Migration broadly refers to mobility and can occur either within a country or internationally. It can be voluntary, forced or a combination of the two. An “immigrant population” is not always homogeneous. Rather, in the context of migration, women and men can fit into any one or more of the broad categories associated with identity, including age, length of residence in a country, religion, ethnicity, and knowledge of host country languages.

When women encounter unequal access to economic, social or political resources or opportunities as a result of their ethnicity and/or migration experiences, they are much more likely to suffer persistent disparities in health and illness. But if ethnicity and migration are systematically locked out of the analysis—if they are not represented on the map of pathways and “identity intersections” women navigate—these significant aspects of women’s lives remain invisible. Travelling without a comprehensive map does not facilitate a successful journey.

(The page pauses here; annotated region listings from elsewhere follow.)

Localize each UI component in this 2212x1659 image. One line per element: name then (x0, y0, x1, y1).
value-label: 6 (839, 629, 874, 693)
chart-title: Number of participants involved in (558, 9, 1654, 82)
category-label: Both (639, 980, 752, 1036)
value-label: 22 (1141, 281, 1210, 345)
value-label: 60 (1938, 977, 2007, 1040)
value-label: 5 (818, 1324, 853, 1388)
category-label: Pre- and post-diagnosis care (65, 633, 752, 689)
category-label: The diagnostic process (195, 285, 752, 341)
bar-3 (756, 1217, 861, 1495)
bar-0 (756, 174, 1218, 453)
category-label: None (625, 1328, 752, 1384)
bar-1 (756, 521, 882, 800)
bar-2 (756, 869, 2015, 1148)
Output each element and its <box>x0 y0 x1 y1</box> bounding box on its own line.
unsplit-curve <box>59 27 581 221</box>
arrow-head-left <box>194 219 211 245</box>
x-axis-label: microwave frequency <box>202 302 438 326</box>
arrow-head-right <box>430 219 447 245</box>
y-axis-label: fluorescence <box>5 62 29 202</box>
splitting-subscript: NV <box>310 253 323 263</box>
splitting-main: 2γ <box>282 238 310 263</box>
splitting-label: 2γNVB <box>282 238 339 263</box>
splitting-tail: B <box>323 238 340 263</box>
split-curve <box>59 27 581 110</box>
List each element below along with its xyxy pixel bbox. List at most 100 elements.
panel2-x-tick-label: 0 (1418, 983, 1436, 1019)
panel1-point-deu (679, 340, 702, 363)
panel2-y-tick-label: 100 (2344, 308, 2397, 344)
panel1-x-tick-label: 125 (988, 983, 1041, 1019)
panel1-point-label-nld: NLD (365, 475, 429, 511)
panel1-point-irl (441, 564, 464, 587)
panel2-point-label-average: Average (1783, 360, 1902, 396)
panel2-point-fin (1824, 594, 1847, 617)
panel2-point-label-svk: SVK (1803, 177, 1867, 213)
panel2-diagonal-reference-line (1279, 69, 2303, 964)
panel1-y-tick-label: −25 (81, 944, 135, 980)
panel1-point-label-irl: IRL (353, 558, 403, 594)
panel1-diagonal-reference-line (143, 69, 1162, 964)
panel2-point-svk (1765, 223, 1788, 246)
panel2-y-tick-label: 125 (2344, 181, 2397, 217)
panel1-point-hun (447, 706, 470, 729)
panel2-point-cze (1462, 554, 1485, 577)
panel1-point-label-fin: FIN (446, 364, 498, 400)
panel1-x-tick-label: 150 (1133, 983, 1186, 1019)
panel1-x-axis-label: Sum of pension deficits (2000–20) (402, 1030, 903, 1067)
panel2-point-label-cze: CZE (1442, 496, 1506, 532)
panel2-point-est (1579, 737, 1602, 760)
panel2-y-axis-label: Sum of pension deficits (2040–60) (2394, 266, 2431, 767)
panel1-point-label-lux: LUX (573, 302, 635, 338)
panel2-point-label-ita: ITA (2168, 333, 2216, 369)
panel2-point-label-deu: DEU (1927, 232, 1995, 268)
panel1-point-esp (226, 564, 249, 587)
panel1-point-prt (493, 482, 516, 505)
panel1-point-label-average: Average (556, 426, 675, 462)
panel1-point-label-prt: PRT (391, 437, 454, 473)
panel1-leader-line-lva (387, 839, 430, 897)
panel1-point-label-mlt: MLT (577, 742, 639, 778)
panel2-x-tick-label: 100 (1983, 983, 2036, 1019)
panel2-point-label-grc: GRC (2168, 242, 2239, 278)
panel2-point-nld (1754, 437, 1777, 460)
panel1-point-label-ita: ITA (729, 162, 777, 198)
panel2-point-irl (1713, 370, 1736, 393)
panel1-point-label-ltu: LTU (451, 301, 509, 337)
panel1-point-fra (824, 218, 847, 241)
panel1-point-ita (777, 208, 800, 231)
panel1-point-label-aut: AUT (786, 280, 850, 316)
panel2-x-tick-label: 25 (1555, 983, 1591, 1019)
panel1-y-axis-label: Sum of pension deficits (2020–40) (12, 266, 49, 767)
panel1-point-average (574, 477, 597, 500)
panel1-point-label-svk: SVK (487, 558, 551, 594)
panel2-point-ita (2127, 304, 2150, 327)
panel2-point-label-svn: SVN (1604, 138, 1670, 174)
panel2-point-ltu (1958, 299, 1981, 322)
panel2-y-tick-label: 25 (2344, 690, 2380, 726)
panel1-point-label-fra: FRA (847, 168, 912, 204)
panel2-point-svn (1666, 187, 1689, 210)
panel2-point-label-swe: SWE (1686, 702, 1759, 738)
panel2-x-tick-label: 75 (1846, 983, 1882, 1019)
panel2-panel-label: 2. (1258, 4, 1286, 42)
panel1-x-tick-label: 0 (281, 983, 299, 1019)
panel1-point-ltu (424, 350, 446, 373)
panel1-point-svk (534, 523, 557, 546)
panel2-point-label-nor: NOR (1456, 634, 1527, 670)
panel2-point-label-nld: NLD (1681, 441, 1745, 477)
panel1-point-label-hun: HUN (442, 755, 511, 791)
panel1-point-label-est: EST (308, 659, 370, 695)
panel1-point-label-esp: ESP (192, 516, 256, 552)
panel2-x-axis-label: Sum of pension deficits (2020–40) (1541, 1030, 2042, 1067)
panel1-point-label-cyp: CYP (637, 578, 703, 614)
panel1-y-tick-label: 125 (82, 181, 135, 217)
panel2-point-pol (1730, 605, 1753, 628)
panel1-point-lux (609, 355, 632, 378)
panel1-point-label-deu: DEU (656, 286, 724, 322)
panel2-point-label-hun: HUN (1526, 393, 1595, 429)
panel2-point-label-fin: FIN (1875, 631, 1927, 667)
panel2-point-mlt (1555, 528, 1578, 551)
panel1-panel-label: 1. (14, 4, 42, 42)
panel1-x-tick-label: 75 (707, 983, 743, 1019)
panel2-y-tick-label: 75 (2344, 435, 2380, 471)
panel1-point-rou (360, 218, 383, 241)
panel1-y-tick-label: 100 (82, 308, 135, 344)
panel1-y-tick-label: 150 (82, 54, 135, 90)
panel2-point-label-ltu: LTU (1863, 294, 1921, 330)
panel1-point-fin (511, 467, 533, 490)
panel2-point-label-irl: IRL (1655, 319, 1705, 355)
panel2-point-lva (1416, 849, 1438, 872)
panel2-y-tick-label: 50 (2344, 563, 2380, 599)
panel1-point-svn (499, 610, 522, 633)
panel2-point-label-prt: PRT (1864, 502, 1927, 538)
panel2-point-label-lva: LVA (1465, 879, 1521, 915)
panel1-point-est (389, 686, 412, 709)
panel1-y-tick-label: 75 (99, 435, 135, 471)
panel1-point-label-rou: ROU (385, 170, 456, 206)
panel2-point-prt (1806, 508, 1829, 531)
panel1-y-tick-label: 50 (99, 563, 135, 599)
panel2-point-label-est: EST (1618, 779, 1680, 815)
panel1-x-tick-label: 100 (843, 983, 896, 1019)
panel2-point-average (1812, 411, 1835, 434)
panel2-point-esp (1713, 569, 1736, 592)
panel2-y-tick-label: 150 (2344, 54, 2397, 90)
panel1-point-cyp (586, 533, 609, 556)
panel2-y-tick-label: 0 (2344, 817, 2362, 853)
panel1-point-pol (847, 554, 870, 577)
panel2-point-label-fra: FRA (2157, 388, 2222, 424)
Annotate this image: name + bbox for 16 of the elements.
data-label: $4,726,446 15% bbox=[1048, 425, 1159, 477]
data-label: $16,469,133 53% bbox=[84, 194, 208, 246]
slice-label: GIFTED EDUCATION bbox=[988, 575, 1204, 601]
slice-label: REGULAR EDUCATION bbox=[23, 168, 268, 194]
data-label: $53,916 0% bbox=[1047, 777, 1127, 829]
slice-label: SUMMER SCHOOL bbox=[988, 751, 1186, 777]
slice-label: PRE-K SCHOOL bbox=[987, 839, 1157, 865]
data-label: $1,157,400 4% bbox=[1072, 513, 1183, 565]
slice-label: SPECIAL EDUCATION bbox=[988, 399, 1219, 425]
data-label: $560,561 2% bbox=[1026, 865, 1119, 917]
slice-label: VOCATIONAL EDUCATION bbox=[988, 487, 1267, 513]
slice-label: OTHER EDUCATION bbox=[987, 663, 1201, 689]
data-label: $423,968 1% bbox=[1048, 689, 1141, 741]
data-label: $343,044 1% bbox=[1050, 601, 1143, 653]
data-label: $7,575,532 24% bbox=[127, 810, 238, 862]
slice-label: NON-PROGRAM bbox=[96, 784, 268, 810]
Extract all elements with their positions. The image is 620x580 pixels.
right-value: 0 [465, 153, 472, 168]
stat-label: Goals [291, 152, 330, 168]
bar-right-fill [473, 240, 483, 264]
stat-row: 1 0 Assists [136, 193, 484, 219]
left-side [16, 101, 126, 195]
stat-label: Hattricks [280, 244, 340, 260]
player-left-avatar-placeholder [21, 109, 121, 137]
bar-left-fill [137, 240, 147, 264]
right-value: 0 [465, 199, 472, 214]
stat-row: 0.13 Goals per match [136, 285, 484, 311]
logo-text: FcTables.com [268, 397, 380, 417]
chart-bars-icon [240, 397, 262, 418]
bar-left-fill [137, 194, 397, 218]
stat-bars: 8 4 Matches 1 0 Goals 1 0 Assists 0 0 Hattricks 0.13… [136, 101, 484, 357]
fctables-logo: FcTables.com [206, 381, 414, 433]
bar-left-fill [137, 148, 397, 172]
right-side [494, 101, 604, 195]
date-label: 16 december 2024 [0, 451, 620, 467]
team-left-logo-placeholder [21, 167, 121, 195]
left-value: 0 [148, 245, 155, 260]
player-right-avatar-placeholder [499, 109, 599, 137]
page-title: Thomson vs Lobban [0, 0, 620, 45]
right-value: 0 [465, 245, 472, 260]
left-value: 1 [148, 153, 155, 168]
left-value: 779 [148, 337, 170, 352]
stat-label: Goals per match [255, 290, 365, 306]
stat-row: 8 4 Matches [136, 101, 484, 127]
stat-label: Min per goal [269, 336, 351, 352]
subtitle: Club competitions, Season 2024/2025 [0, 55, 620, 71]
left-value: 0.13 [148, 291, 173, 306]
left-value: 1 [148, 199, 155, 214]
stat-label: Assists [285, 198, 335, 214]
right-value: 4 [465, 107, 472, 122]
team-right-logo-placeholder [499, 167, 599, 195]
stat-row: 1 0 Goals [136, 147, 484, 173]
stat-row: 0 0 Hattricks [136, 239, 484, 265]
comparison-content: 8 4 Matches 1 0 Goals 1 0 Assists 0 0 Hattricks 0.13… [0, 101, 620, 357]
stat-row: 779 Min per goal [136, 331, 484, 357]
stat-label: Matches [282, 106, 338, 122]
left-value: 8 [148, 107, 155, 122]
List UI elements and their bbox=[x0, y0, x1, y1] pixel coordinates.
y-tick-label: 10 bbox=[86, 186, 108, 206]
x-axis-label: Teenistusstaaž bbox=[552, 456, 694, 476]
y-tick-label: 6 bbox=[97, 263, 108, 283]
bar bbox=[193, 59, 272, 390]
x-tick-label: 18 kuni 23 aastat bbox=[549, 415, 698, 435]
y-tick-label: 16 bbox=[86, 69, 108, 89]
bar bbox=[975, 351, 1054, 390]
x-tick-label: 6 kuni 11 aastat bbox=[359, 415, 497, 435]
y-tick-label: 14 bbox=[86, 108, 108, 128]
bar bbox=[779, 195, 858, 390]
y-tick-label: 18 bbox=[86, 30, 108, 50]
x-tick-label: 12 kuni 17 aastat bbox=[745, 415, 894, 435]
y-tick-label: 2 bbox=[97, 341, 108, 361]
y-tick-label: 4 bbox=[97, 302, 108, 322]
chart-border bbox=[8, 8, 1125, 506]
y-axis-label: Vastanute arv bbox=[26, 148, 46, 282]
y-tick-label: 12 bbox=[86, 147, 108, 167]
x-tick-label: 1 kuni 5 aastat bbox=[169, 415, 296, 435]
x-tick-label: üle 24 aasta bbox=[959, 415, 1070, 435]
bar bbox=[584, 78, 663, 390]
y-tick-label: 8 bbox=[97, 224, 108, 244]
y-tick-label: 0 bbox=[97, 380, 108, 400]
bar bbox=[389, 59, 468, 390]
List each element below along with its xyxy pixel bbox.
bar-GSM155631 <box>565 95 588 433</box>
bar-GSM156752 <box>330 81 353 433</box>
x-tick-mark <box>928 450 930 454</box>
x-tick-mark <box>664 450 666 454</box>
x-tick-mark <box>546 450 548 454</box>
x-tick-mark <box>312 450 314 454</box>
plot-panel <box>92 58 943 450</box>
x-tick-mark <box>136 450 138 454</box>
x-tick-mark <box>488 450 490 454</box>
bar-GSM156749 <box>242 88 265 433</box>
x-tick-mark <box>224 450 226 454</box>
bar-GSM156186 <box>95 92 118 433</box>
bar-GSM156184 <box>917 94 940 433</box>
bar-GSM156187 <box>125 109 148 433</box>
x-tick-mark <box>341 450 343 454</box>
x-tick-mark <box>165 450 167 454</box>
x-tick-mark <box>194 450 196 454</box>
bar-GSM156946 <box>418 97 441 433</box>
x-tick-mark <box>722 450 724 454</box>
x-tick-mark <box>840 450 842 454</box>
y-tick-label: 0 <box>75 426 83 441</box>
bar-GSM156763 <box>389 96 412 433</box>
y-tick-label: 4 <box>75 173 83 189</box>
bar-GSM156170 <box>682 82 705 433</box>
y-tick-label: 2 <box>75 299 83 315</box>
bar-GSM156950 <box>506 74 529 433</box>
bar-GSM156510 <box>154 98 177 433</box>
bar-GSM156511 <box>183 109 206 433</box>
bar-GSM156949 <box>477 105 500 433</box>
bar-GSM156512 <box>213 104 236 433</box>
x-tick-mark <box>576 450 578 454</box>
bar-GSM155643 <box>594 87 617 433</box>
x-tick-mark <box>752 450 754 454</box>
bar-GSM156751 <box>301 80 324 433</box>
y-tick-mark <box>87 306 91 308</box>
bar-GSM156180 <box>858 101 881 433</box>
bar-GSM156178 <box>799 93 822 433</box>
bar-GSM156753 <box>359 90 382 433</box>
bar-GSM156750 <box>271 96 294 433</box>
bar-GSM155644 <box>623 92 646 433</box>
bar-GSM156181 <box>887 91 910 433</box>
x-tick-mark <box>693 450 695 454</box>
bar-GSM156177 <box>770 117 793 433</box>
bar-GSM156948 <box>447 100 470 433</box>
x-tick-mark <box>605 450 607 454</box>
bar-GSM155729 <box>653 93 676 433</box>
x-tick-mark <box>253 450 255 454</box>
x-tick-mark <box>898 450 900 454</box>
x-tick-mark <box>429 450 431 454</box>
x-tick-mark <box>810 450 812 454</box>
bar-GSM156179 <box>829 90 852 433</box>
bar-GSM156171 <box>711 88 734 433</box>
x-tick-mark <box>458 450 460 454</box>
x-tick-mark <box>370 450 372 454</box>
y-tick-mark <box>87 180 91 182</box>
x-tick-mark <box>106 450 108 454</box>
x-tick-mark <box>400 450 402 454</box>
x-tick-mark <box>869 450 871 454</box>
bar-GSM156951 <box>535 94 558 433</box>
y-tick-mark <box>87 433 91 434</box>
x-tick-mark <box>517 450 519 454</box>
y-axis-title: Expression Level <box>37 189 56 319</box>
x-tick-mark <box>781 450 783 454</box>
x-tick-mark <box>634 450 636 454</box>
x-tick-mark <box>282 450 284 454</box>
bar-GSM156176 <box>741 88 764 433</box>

Integrating ethnicity and migration into how we understand women’s health challenges the uni-dimensional definition of a woman, where gender is the primary unit of analysis, defining who women are, what we need, what our interests are and what challenges, frustrates and motivates us. Researchers affiliated with the Metropolis Project (Centres of Excellence for Research on Immigration) as well as contributors to the “Women’s Health Surveillance Report: A Multi-Dimensional Look at the Health of Canadian Women” are working to refine such an understanding in order to better understand the effects of social determinants such as ethnicity and migration experiences on women’s health.

While we may not have a lot of control over which intersections we encounter as we live our lives, we can decide which direction we take at each intersection. In the context of the evolving nature of Canadian society, the challenge is to assess on an on-going basis the myriad of conditions which influence, in one way or another, women’s diverse health needs and interests, as well as to create opportunities to re-think programs and policies in order to reduce inequities and work towards increasing a common experience of good health.